Breast cancer patients undergoing neoadjuvant chemotherapy with anthracyclines or trastuzumab can suffer cardiotoxic issues. Nowadays, the markers of cardiac damage are still not reliable, and extracellular volume (ECV) calculated from CT could be a promising cardiotoxic marker.

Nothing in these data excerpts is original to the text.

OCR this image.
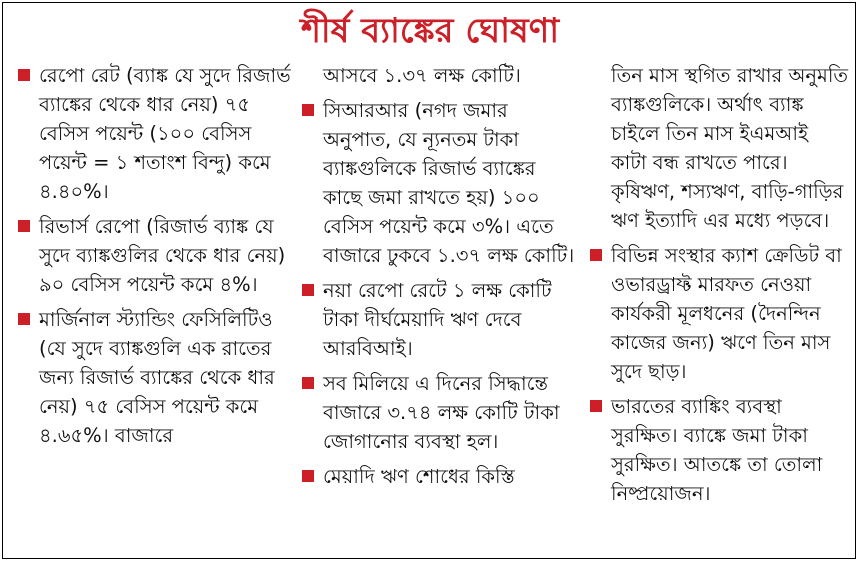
শীর্ষ ব্যাঙ্কের ঘোষণা
রেপো রেট (ব্যাঙ্ক যে সুদে রিজার্ভ ব্যাঙ্কের থেকে ধার নেয়) ৭৫ বেসিস পয়েন্ট (১০০ বেসিস পয়েন্ট = ১ শতাংশ বিন্দু) কমে ৪.৪০%।
রিভার্স রেপো (রিজার্ভ ব্যাঙ্ক যে সুদে ব্যাঙ্কগুলির থেকে ধার নেয়) ৯০ বেসিস পয়েন্ট কমে ৪%।
মার্জিনাল স্ট্যান্ডিং ফেসিলিটিও (যে সুদে ব্যাঙ্কগুলি এক রাতের জন্য রিজার্ভ ব্যাঙ্কের থেকে ধার নেয়) ৭৫ বেসিস পয়েন্ট কমে ৪.৬৫%। বাজারে
আসবে ১.৩৭ লক্ষ কোটি।
সিআরআর (নগদ জমার অনুপাত, যে ন্যূনতম টাকা ব্যাঙ্কগুলিকে রিজার্ভ ব্যাঙ্কের কাছে জমা রাখতে হয়) ১০০ বেসিস পয়েন্ট কমে ৩%। এতে বাজারে ঢুকবে ১.৩৭ লক্ষ কোটি।
নয়া রেপো রেটে ১ লক্ষ কোটি টাকা দীর্ঘমেয়াদি ঋণ দেবে আরবিআই।
সব মিলিয়ে এ দিনের সিদ্ধান্তে বাজারে ৩.৭৪ লক্ষ কোটি টাকা জোগানোর ব্যবস্থা হল।
মেয়াদি ঋণ শোধের কিস্তি
তিন মাস স্থগিত রাখার অনুমতি ব্যাঙ্কগুলিকে। অর্থাৎ ব্যাঙ্ক চাইলে তিন মাস ইএমআই কাটা বন্ধ রাখতে পারে। কৃষিঋণ, শস্যঋণ, বাড়ি-গাড়ির ঋণ ইত্যাদি এর মধ্যে পড়বে।
বিভিন্ন সংস্থার ক্যাশ ক্রেডিট বা ওভারড্রাফ্ট মারফত নেওয়া কার্যকরী মূলধনের (দৈনন্দিন কাজের জন্য) ঋণে তিন মাস সুদে ছাড়।
ভারতের ব্যাঙ্কিং ব্যবস্থা সুরক্ষিত। ব্যাঙ্কে জমা টাকা সুরক্ষিত। আতঙ্কে তা তোলা নিষ্প্রয়োজন।
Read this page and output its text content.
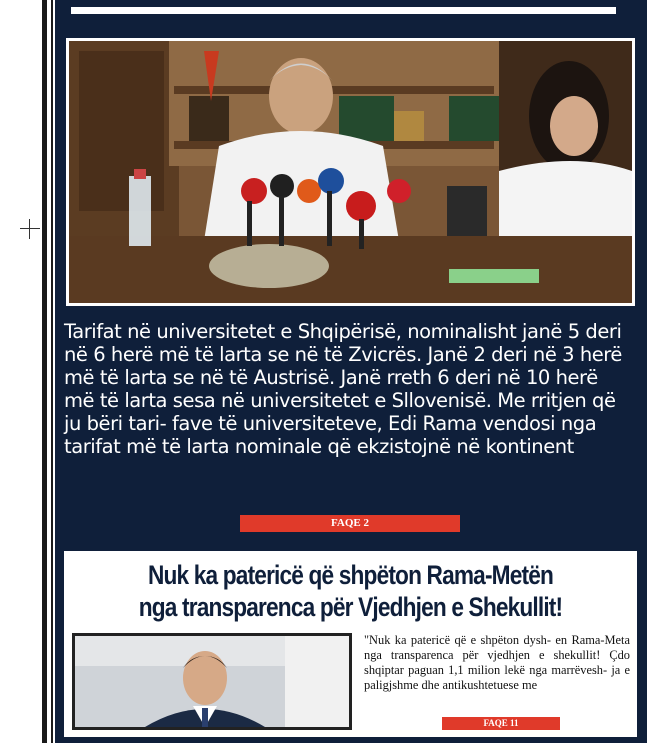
Tarifat në universitetet e Shqipërisë, nominalisht janë 5 deri në 6 herë më të larta se në të Zvicrës. Janë 2 deri në 3 herë më të larta se në të Austrisë. Janë rreth 6 deri në 10 herë më të larta sesa në universitetet e Sllovenisë. Me rritjen që ju bëri tari- fave të universiteteve, Edi Rama vendosi nga tarifat më të larta nominale që ekzistojnë në kontinent

FAQE 2
Nuk ka patericë që shpëton Rama-Metën
nga transparenca për Vjedhjen e Shekullit!

"Nuk ka patericë që e shpëton dysh- en Rama-Meta nga transparenca për vjedhjen e shekullit! Çdo shqiptar paguan 1,1 milion lekë nga marrëvesh- ja e paligjshme dhe antikushtetuese me

FAQE 11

Eighty-two patients, treated with two different chemotherapy regimens based on doxorubicin (DOX) or epirubicin-trastuzumab (EPI–TRAS), were retrospectively selected and the variations in extracellular volume (ECV) values were measured and analyzed. Whole Body CT (WB-CT) scans were acquired after 1 min, in the portal phase (PP), and after 5 min, in the delayed phases (DP), at the baseline (T(0)), after one year (T(1)) and after five years (T(5)) from the end of chemotherapies. The values measured by two radiologists with different levels of experience were evaluated in order to assess the inter-reader reproducibility assessment (ICC = 0.52 for PP and DP). Further, we performed a population-based analysis and a drug-oriented subgroup analysis in 54 DOX-treated and 28 EPI–TRAS-treated patients. In the general cohort of women treated with any of the two drugs, we observed in the lapse T(0)–T(1) a relative increase (RI) of 25% vs. 20% (PP vs. DP, p < 0.001) as well as in the lapse T(0)–T(5) an RI of 17% vs. 15% (PP vs. DP, p < 0.01). The DOX-treated patients reported in the lapse T(0)–T(1) an RI of 22% (p < 0.0001) in PP and an RI of 16% (p = 0.018) in the DP, with ECV values remaining stably high at T(5) both in PP (RI 14.0%, p < 0.0001) and in DP (RI 17%, p = 0.005) highlighting a possible hallmark of a persisting CTX sub-damage. On the other hand, ECV measured in EPI–TRAS-treated women showed an RI in T(0)–T(1) of 18% (p = 0.001) and 29% (p = 0.006) in PP and DP, respectively, but the values returned to basal levels in T(5) both in the PP (p = 0.12) and in DP setting (p = 0.13), suggesting damage in the first-year post-treatment and a possible recovery over time. For the 82 patients, an echocardiography was performed at T(0), T(1)= 12 m + 3 m and T(5) = 60 m + 6 m with LVEF values at T(0) (64% ± 5%), T(1) (54% ± 6%) and T(5) (53% ± 8%). WB-CT-derived ECV values could provide a valid imaging marker for the early diagnosis of cardiotoxic damage in BC patients undergoing oncological treatments. We detected different patterns during the follow-up, with stably high values for DOX, whereas EPI–TRAS showed a peak within the first year, suggesting different mechanisms of cardiac damage.